All About Anime!

Posted: May 27, 2010 by silvertomatoproductions in Animation, Animation Editorials, Animation Reviews, Tomato Surprise
(Sidenote: Tomato here. Sadly, it’s time for more archival stuff. Hope you enjoy it! See you next week!)

Tomato here, armed with a new installment of The ScratchPad, your top source around the nation —- WAIT! We’re not in the nation today. Well, at least not THIS nation. And since we’ve sailed to the shores of Japan today, I think a different intro is in order:
単 語のまわりの生気のニュースのためのあなたの上の場所への歓迎! 行きなさい! スクラッチ・パッド!

Image from Asadal Thought

Yes, ladies and gents, today we’re setting sail to the distrant country of Japan to learn about their form of animation, known as anime. Because it’s such a broad topic, I’m dividing this post into four sections: What Is Anime?, Anime in the USA, Why Talk About Anime?, and Anime To Start With.
Let’s go!
Part 1: What Is Anime?

Anime is actually a very fluid term depending on where you live. In Japan, the word “anime” refers to ALL animation, regardless of what country it originated from. So, if you lived in Japan, Looney Tunes, Popeye, Snorks, Rocky and Bullwinkle, Scooby Doo, Yu Yu Hakusho, Eyesheild 21 and the Charmin ads would all be considered anime. In the good ol’ USA, however, anime has more of a pinpoint definition. Anime (I’ve no clue what the pronuniciation is, by the way, but I use An-ih-may. I’ve also heard Ah-knee-may, Ah-nime, like in dime, and Ay-knee-may.), when used over here, generally means animation that has come from the East, mainly Japan. For all intents and purposes, we’re talking about Japanese animation today.
There are a few traits common amongst almost all anime. Why don’t we tackle visual style first?

Anime has a distinct visual style that’s nigh-unmistakable. Take this image from the anime Lucky Star. What do you notice about the girls in the picture? First of all, almost every facial area has been exaggerated, almost caricatured, namely the eyes and mouth. This creates a very neat visual effect when animated, allowing for rubbery and comical facial expressions. Think classic Looney Tunes, MGM, or Mickey Mouse on steroids. Lots of steriods. The use of negative space on the eyes and large pupils and irises almost creates a glittering effect. Here’s a better image of what I’m trying to get across, totally, erm, borrowed from Wikipedia. It’s staring into your soul……

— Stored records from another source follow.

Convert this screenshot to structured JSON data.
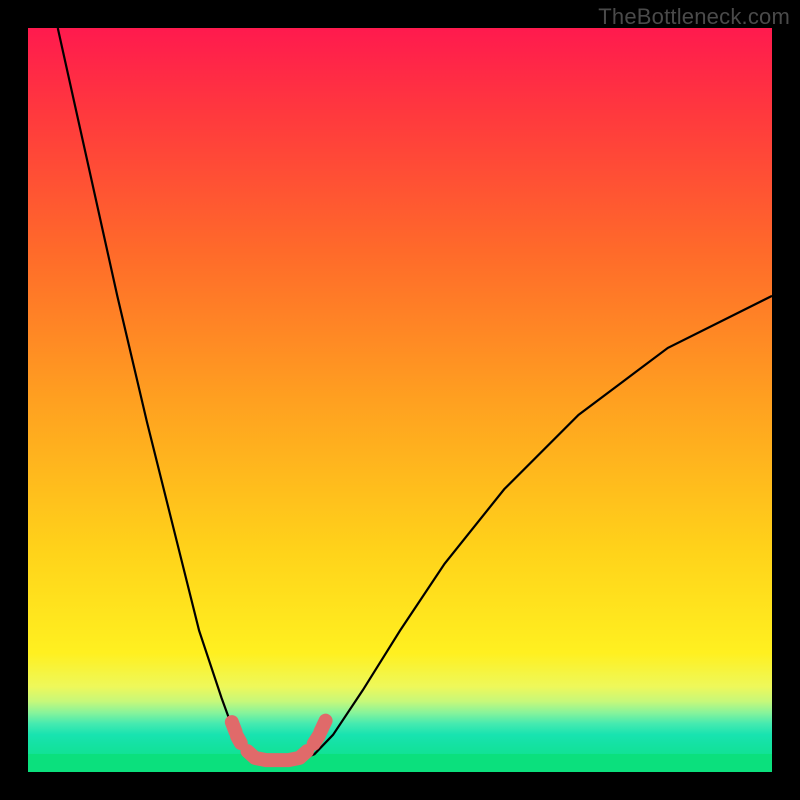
{
  "watermark": "TheBottleneck.com",
  "chart_data": {
    "type": "line",
    "title": "",
    "xlabel": "",
    "ylabel": "",
    "xlim": [
      0,
      100
    ],
    "ylim": [
      0,
      100
    ],
    "grid": false,
    "legend": false,
    "background": {
      "type": "vertical-gradient",
      "stops": [
        {
          "pos": 0,
          "color": "#ff1a4e"
        },
        {
          "pos": 0.5,
          "color": "#ffa020"
        },
        {
          "pos": 0.84,
          "color": "#fff020"
        },
        {
          "pos": 0.93,
          "color": "#45eab0"
        },
        {
          "pos": 1.0,
          "color": "#0be07d"
        }
      ]
    },
    "series": [
      {
        "name": "left-arm",
        "color": "#000000",
        "width": 2.2,
        "x": [
          4,
          8,
          12,
          16,
          20,
          23,
          26,
          28,
          29.5,
          30.5
        ],
        "y": [
          100,
          82,
          64,
          47,
          31,
          19,
          10,
          4.5,
          2.3,
          1.8
        ]
      },
      {
        "name": "right-arm",
        "color": "#000000",
        "width": 2.2,
        "x": [
          37,
          38.5,
          41,
          45,
          50,
          56,
          64,
          74,
          86,
          100
        ],
        "y": [
          1.8,
          2.4,
          5,
          11,
          19,
          28,
          38,
          48,
          57,
          64
        ]
      },
      {
        "name": "trough-thick",
        "color": "#e06a6a",
        "width": 14,
        "linecap": "round",
        "x": [
          29.5,
          30.5,
          32,
          33.5,
          35,
          36.5,
          37.5
        ],
        "y": [
          2.8,
          1.9,
          1.6,
          1.6,
          1.6,
          1.9,
          2.8
        ]
      },
      {
        "name": "left-bead-upper",
        "color": "#e06a6a",
        "width": 14,
        "linecap": "round",
        "x": [
          27.4,
          27.9
        ],
        "y": [
          6.7,
          5.4
        ]
      },
      {
        "name": "left-bead-lower",
        "color": "#e06a6a",
        "width": 14,
        "linecap": "round",
        "x": [
          28.1,
          28.6
        ],
        "y": [
          4.8,
          3.9
        ]
      },
      {
        "name": "right-bead-lower",
        "color": "#e06a6a",
        "width": 14,
        "linecap": "round",
        "x": [
          38.4,
          39.1
        ],
        "y": [
          3.8,
          4.9
        ]
      },
      {
        "name": "right-bead-upper",
        "color": "#e06a6a",
        "width": 14,
        "linecap": "round",
        "x": [
          39.3,
          40.0
        ],
        "y": [
          5.4,
          6.9
        ]
      }
    ]
  }
}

Then again, anime art styles don’t have to be pop-off-the-page cartoony, either. Here’s an example more subdued image of the catbus (do not adjust your screens, you did read that correctly.) from the Hayao Miyazaki movie My Neighbor Totoro.

Anime is also known for not being short at all. Sometimes anime is aired short, bite-sized miniseries called OVAs (original video animations). But, as a general rulle, these puppies are like cockroaches, that is to say long-lasting and hard to kill. Literally, the most popular series can run almost uninterrupted for a decade or more.

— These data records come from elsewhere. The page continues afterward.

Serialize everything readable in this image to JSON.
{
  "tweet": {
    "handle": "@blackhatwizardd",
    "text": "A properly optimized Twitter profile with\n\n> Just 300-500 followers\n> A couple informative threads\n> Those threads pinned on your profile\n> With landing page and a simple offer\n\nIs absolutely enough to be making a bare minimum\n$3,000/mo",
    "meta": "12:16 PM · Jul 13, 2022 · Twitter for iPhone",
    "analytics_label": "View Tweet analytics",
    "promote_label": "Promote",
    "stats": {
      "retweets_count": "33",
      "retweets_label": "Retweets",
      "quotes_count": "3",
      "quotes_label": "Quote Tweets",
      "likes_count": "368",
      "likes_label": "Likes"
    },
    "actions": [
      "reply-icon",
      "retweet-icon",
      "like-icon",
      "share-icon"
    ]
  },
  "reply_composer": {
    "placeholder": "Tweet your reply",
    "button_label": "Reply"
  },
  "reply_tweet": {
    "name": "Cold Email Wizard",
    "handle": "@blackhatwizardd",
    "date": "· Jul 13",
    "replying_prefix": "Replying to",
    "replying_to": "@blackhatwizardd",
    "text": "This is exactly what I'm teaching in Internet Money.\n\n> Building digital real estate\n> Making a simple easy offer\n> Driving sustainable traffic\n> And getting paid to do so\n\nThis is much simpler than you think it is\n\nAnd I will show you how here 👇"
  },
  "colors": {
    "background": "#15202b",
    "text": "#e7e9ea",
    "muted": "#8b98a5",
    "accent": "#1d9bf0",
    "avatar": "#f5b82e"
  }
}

As a general barometer, I’ve found the subjects that anime covers to be more diverse than Western animation, although it’s important to note that that’s probably because only the best anime from Japan are brought over here. It’s not that there isn’t any anime that is complete crud, it’s just that we have the luxury of never, ever seeing it. But, I’m not exaggerating when I say there’s an anime for everyone. You want historical fiction? Help yourself. Romantic comedy? Ranma 1/2, second door from the right. Suspenseful mystery thriller? Hook yourself up with Death Note. Western? Meet Outlaw Star. Sci-fi? Say hi to Cyborg 009. Michael Bay-esque explosion-fest what you’re craving? One dosage of Dragon Ball Z should do the trick. You get the idea. For every pessimest who turns there nose up at anime, I can show them something and they’ll come back hooked. I’ll help you out with that in our last section.

But, for now, let’s investigate how anime from across the globe makes it’s way stateside.

Anime in the USA

Despite flourishing in Japan for decades, American broadcasters were hesitant to air anime. In the eighties, you were lucky if you could find a VHS with anime on it in the back of a cardboard box from an old garage sale, and even luckier if it had English subtitles. Some local public broadcasting stations aired subtitled anime in the mornings in the late eighties, but those were few and far between, and some had no buisiness even airing in that timeslot, plus they weren’t even in English. Y’see, to state it lightly, Japanese censors are a bit lax compared to US ones. This had and still has caused some parents about some anime that was for mature audiences being seen by not-so-mature children. Luckily, these days, cable channels know that some anime can’t be aired at 9:00 AM.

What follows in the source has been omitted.